32. Additional Provisions
32.1. Limitation on Data Loss Liability: The Company shall not be liable for any loss of data or information resulting from delays, non-deliveries, misdeliveries, or service interruptions, and the Customer is responsible for maintaining backup copies of all data.
32.2. Third-Party Services: The Company may utilize third-party services or software in providing the Services. The Company makes no warranties regarding third-party services and shall not be liable for any issues arising from their use.
32.3. Compliance with Third-Party Terms: The Customer agrees to comply with any additional terms and conditions imposed by third-party providers used in conjunction with the Services. The Company shall not be responsible for any breach of such terms by the Customer.
32.4. Limitation on Claims: Any claim arising under this Agreement must be brought within three (3) months from the date the cause of action arose.
32.5. Waiver of Jury Trial: Each party waives any right to a jury trial in any proceeding arising out of or related to this Agreement.
32.6. Attorney's Fees: In the event of litigation or arbitration, the prevailing party shall be entitled to recover reasonable attorney's fees and costs.
32.7. No Reverse Engineering: The Customer agrees not to reverse engineer, decompile, or disassemble any software or technology provided by the Company.
32.8. Changes to Agreement: The Company reserves the right to update or modify this Agreement at any time without prior notice to the Customer. The Customer will be deemed to have accepted any changes by continuing to use the Services after the changes are posted.

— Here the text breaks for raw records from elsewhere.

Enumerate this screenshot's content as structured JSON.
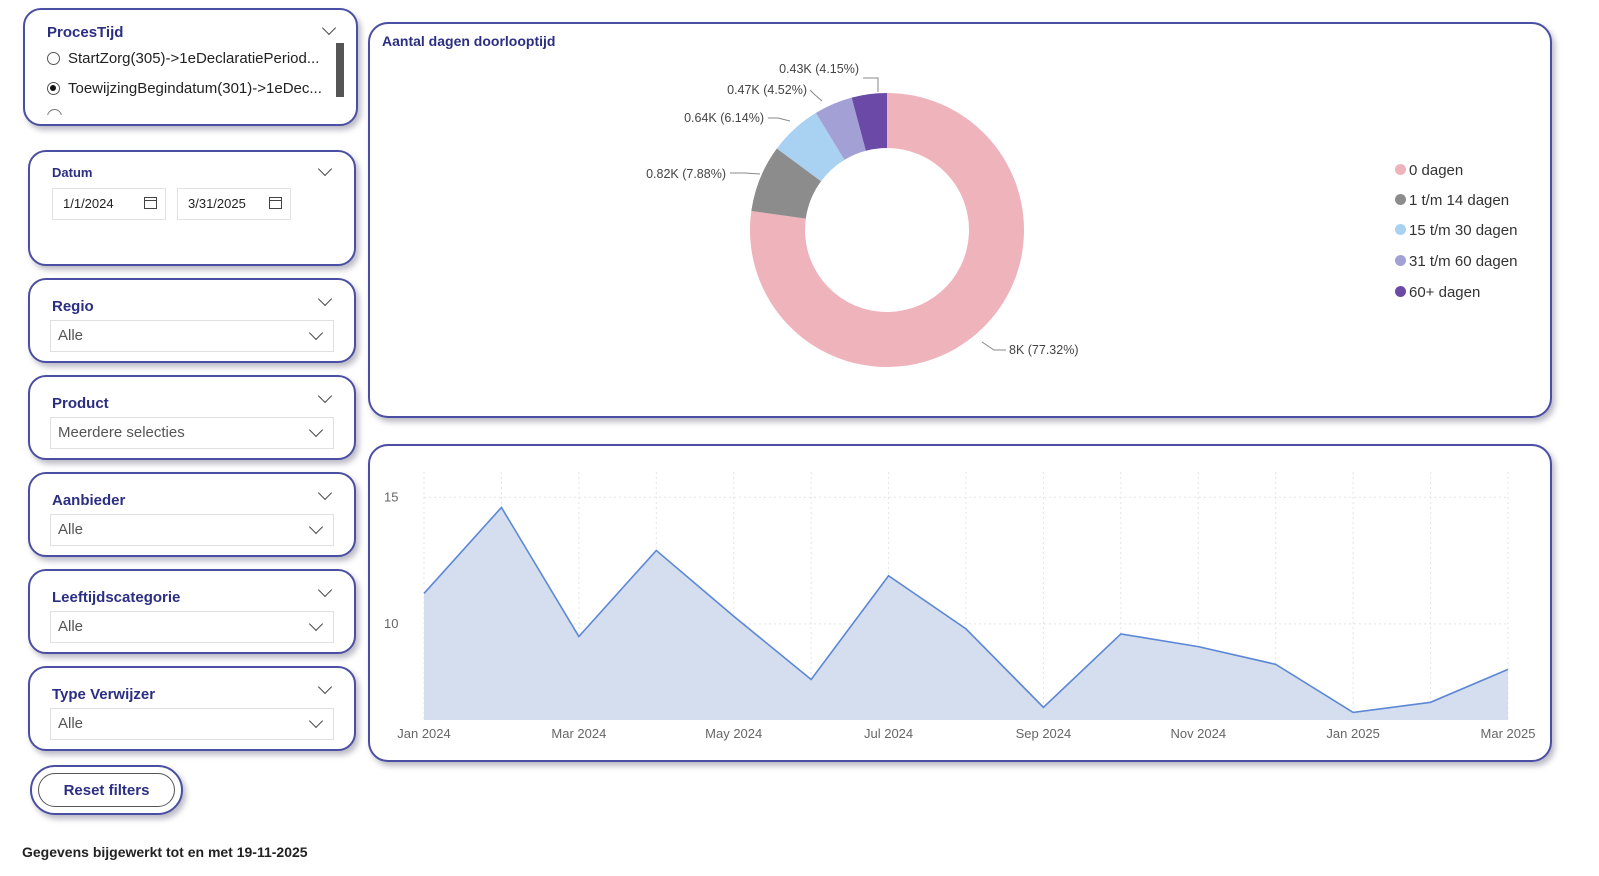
{
  "slicers": {
    "procestijd": {
      "title": "ProcesTijd",
      "options": [
        {
          "label": "StartZorg(305)->1eDeclaratiePeriod...",
          "selected": false
        },
        {
          "label": "ToewijzingBegindatum(301)->1eDec...",
          "selected": true
        }
      ]
    },
    "datum": {
      "title": "Datum",
      "start": "1/1/2024",
      "end": "3/31/2025"
    },
    "regio": {
      "title": "Regio",
      "value": "Alle"
    },
    "product": {
      "title": "Product",
      "value": "Meerdere selecties"
    },
    "aanbieder": {
      "title": "Aanbieder",
      "value": "Alle"
    },
    "leeftijd": {
      "title": "Leeftijdscategorie",
      "value": "Alle"
    },
    "verwijzer": {
      "title": "Type Verwijzer",
      "value": "Alle"
    }
  },
  "reset_label": "Reset filters",
  "footer": "Gegevens bijgewerkt tot en met 19-11-2025",
  "donut": {
    "title": "Aantal dagen doorlooptijd",
    "legend": [
      {
        "label": "0 dagen",
        "color": "#efb3bb"
      },
      {
        "label": "1 t/m 14 dagen",
        "color": "#8c8c8c"
      },
      {
        "label": "15 t/m 30 dagen",
        "color": "#a9d1f1"
      },
      {
        "label": "31 t/m 60 dagen",
        "color": "#a3a0d5"
      },
      {
        "label": "60+ dagen",
        "color": "#6a4aa6"
      }
    ],
    "data_labels": [
      "8K (77.32%)",
      "0.82K (7.88%)",
      "0.64K (6.14%)",
      "0.47K (4.52%)",
      "0.43K (4.15%)"
    ]
  },
  "chart_data": [
    {
      "type": "pie",
      "title": "Aantal dagen doorlooptijd",
      "categories": [
        "0 dagen",
        "1 t/m 14 dagen",
        "15 t/m 30 dagen",
        "31 t/m 60 dagen",
        "60+ dagen"
      ],
      "values": [
        8000,
        820,
        640,
        470,
        430
      ],
      "percentages": [
        77.32,
        7.88,
        6.14,
        4.52,
        4.15
      ]
    },
    {
      "type": "area",
      "x": [
        "Jan 2024",
        "Feb 2024",
        "Mar 2024",
        "Apr 2024",
        "May 2024",
        "Jun 2024",
        "Jul 2024",
        "Aug 2024",
        "Sep 2024",
        "Oct 2024",
        "Nov 2024",
        "Dec 2024",
        "Jan 2025",
        "Feb 2025",
        "Mar 2025"
      ],
      "x_tick_labels": [
        "Jan 2024",
        "Mar 2024",
        "May 2024",
        "Jul 2024",
        "Sep 2024",
        "Nov 2024",
        "Jan 2025",
        "Mar 2025"
      ],
      "y_tick_labels": [
        "15",
        "10"
      ],
      "ylim": [
        6.2,
        16
      ],
      "values": [
        11.2,
        14.6,
        9.5,
        12.9,
        10.3,
        7.8,
        11.9,
        9.8,
        6.7,
        9.6,
        9.1,
        8.4,
        6.5,
        6.9,
        8.2
      ],
      "color": "#5b87d6",
      "fill": "#d4deef",
      "grid": true
    }
  ]
}
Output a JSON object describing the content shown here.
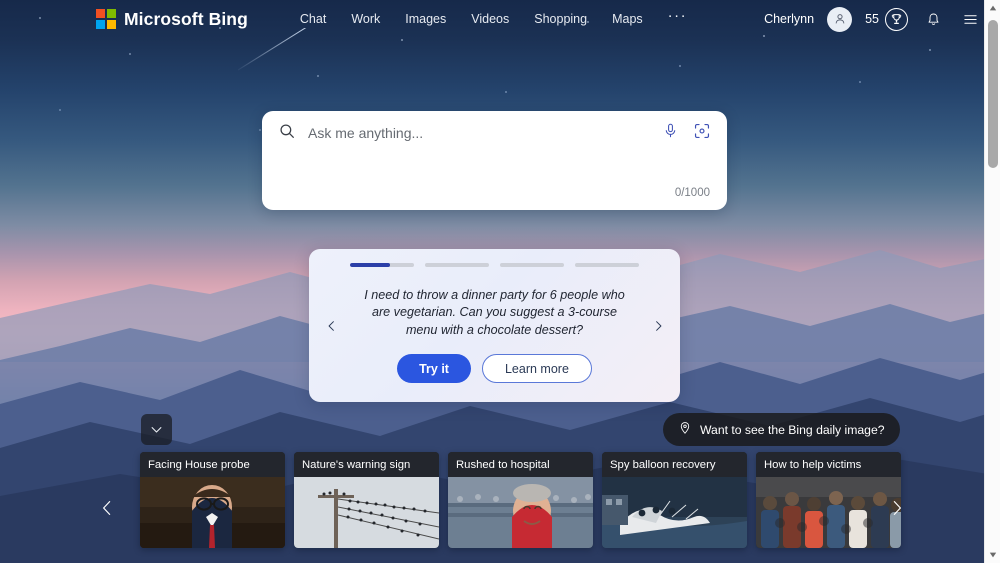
{
  "header": {
    "brand": "Microsoft Bing",
    "logo_colors": {
      "q1": "#f25022",
      "q2": "#7fba00",
      "q3": "#00a4ef",
      "q4": "#ffb900"
    },
    "nav": [
      {
        "label": "Chat"
      },
      {
        "label": "Work"
      },
      {
        "label": "Images"
      },
      {
        "label": "Videos"
      },
      {
        "label": "Shopping"
      },
      {
        "label": "Maps"
      }
    ],
    "more_label": "···",
    "user_name": "Cherlynn",
    "rewards_count": "55"
  },
  "search": {
    "placeholder": "Ask me anything...",
    "value": "",
    "char_count": "0/1000"
  },
  "suggestion": {
    "progress": {
      "total": 4,
      "active_index": 0,
      "active_fill_percent": 62,
      "active_color": "#2b3fa8",
      "track_color": "#cdd0d8"
    },
    "prompt": "I need to throw a dinner party for 6 people who are vegetarian. Can you suggest a 3-course menu with a chocolate dessert?",
    "try_label": "Try it",
    "learn_label": "Learn more",
    "primary_color": "#2b56e0"
  },
  "daily_image": {
    "label": "Want to see the Bing daily image?"
  },
  "news": {
    "cards": [
      {
        "title": "Facing House probe",
        "thumb": "man-in-suit-glasses-hearing"
      },
      {
        "title": "Nature's warning sign",
        "thumb": "birds-on-power-lines"
      },
      {
        "title": "Rushed to hospital",
        "thumb": "man-red-shirt-stadium"
      },
      {
        "title": "Spy balloon recovery",
        "thumb": "balloon-debris-at-sea"
      },
      {
        "title": "How to help victims",
        "thumb": "crowd-of-people"
      }
    ]
  },
  "background": {
    "description": "twilight mountain range with pink sky",
    "sky_top": "#16294a",
    "sky_pink": "#f3bcc3",
    "mountain": "#4c5f8e"
  }
}
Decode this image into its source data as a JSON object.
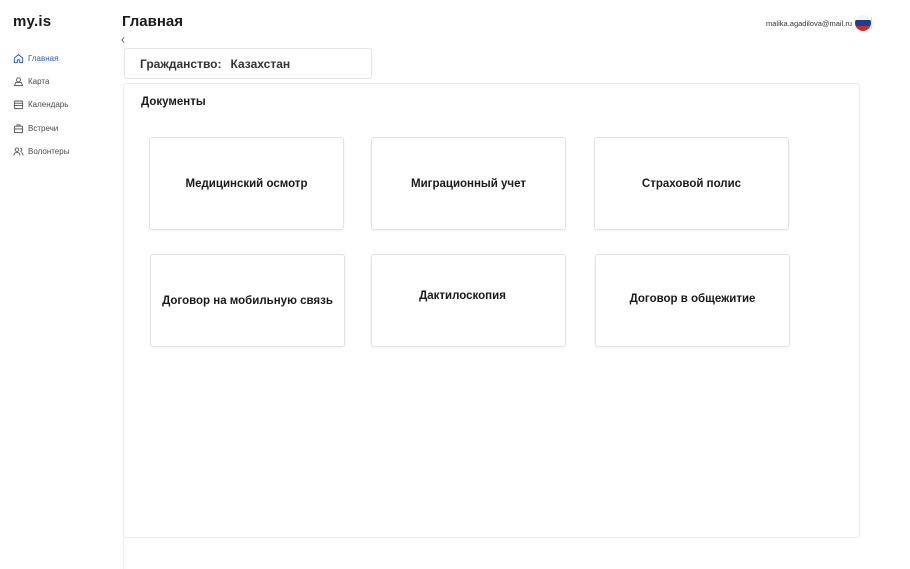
{
  "app": {
    "logo": "my.is"
  },
  "sidebar": {
    "items": [
      {
        "label": "Главная",
        "icon": "home-icon",
        "active": true
      },
      {
        "label": "Карта",
        "icon": "map-icon",
        "active": false
      },
      {
        "label": "Календарь",
        "icon": "calendar-icon",
        "active": false
      },
      {
        "label": "Встречи",
        "icon": "briefcase-icon",
        "active": false
      },
      {
        "label": "Волонтеры",
        "icon": "users-icon",
        "active": false
      }
    ]
  },
  "header": {
    "title": "Главная",
    "user_email": "malika.agadilova@mail.ru",
    "language_flag": "russia-flag-icon"
  },
  "citizenship": {
    "label": "Гражданство:",
    "value": "Казахстан"
  },
  "documents": {
    "title": "Документы",
    "cards": [
      {
        "label": "Медицинский осмотр"
      },
      {
        "label": "Миграционный учет"
      },
      {
        "label": "Страховой полис"
      },
      {
        "label": "Договор на мобильную связь"
      },
      {
        "label": "Дактилоскопия"
      },
      {
        "label": "Договор в общежитие"
      }
    ]
  },
  "colors": {
    "accent": "#2b5fc4",
    "border": "#e2e2e2",
    "text": "#1a1a1a"
  }
}
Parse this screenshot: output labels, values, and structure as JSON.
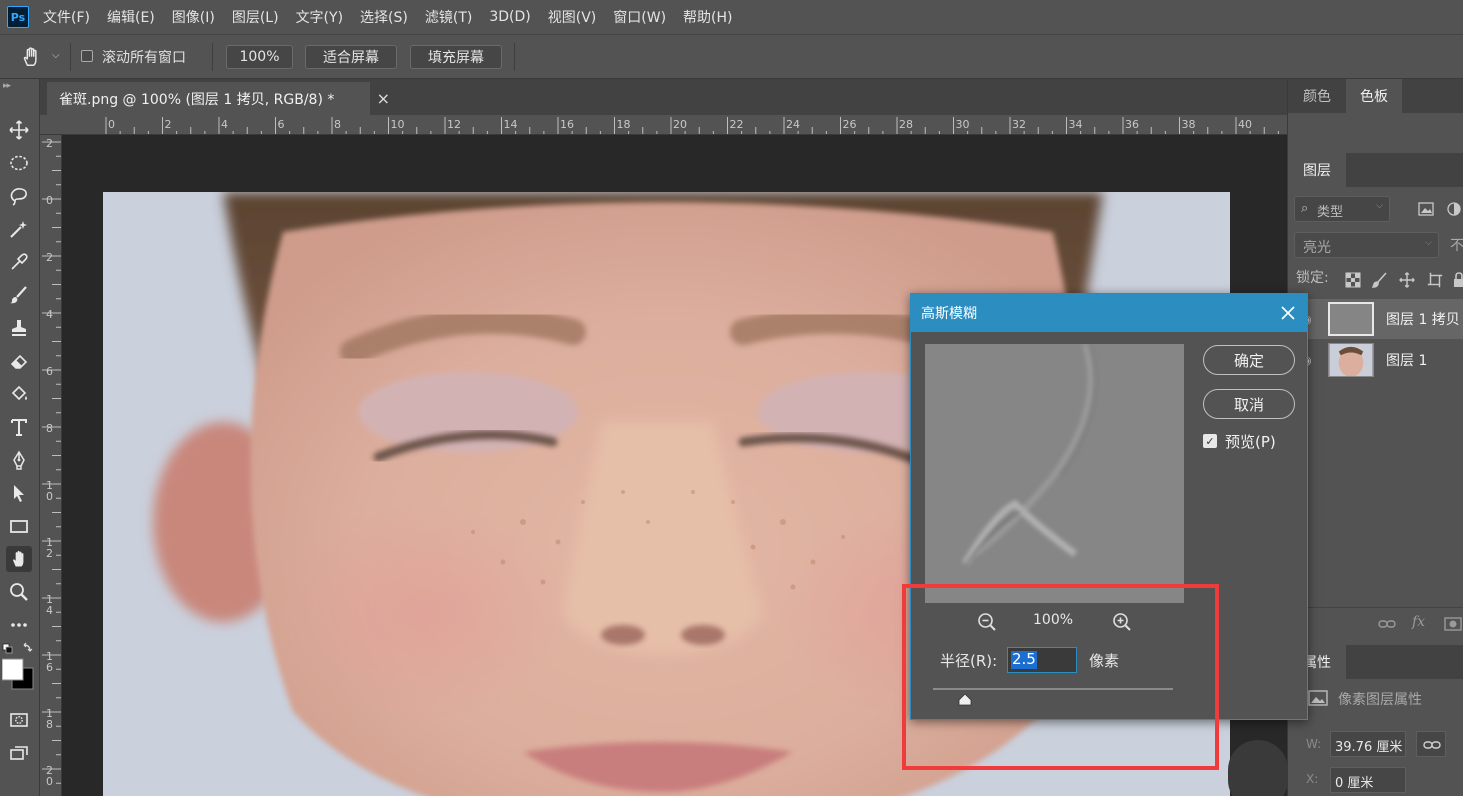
{
  "app": {
    "logo": "Ps"
  },
  "menu": [
    "文件(F)",
    "编辑(E)",
    "图像(I)",
    "图层(L)",
    "文字(Y)",
    "选择(S)",
    "滤镜(T)",
    "3D(D)",
    "视图(V)",
    "窗口(W)",
    "帮助(H)"
  ],
  "options": {
    "scroll_all_label": "滚动所有窗口",
    "scroll_all_checked": false,
    "zoom_value": "100%",
    "fit_screen": "适合屏幕",
    "fill_screen": "填充屏幕"
  },
  "document": {
    "tab_title": "雀斑.png @ 100% (图层 1 拷贝, RGB/8) *",
    "close": "×"
  },
  "rulers": {
    "top": [
      "0",
      "2",
      "4",
      "6",
      "8",
      "10",
      "12",
      "14",
      "16",
      "18",
      "20",
      "22",
      "24",
      "26",
      "28",
      "30",
      "32",
      "34",
      "36",
      "38",
      "40"
    ],
    "left": [
      "2",
      "0",
      "2",
      "4",
      "6",
      "8",
      "10",
      "12",
      "14",
      "16",
      "18",
      "20"
    ]
  },
  "panels": {
    "color_tab": "颜色",
    "swatches_tab": "色板",
    "layers_tab": "图层",
    "filter_kind": "类型",
    "blend_mode": "亮光",
    "opacity_partial": "不",
    "lock_label": "锁定:",
    "layers": [
      {
        "name": "图层 1 拷贝",
        "selected": true
      },
      {
        "name": "图层 1",
        "selected": false
      }
    ],
    "properties_tab": "属性",
    "pixel_layer_props": "像素图层属性",
    "w_label": "W:",
    "w_value": "39.76 厘米",
    "x_label": "X:",
    "x_value": "0 厘米"
  },
  "dialog": {
    "title": "高斯模糊",
    "ok": "确定",
    "cancel": "取消",
    "preview_label": "预览(P)",
    "preview_checked": true,
    "zoom_level": "100%",
    "radius_label": "半径(R):",
    "radius_value": "2.5",
    "radius_unit": "像素"
  },
  "colors": {
    "accent": "#2c8dc1",
    "highlight": "#ef3b3b",
    "panel_bg": "#535353"
  }
}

It is the Customer's responsibility to review the Agreement periodically for changes.
33. Acceptance
By clicking "I Agree," making payment, signing an order form with Caretec, or by using the Services, the Customer acknowledges that they have read, understood, and agree to be bound by the terms and conditions of this Agreement, including any documents incorporated by reference.
34. Important Notice
This Agreement is a legally binding contract that affects your rights and obligations. Please read it carefully before accepting. If you have any questions or concerns, we recommend seeking independent legal advice.
35. Thank You
Thank you for choosing Caretec AI. We are committed to providing you with exceptional Services and look forward to a successful partnership.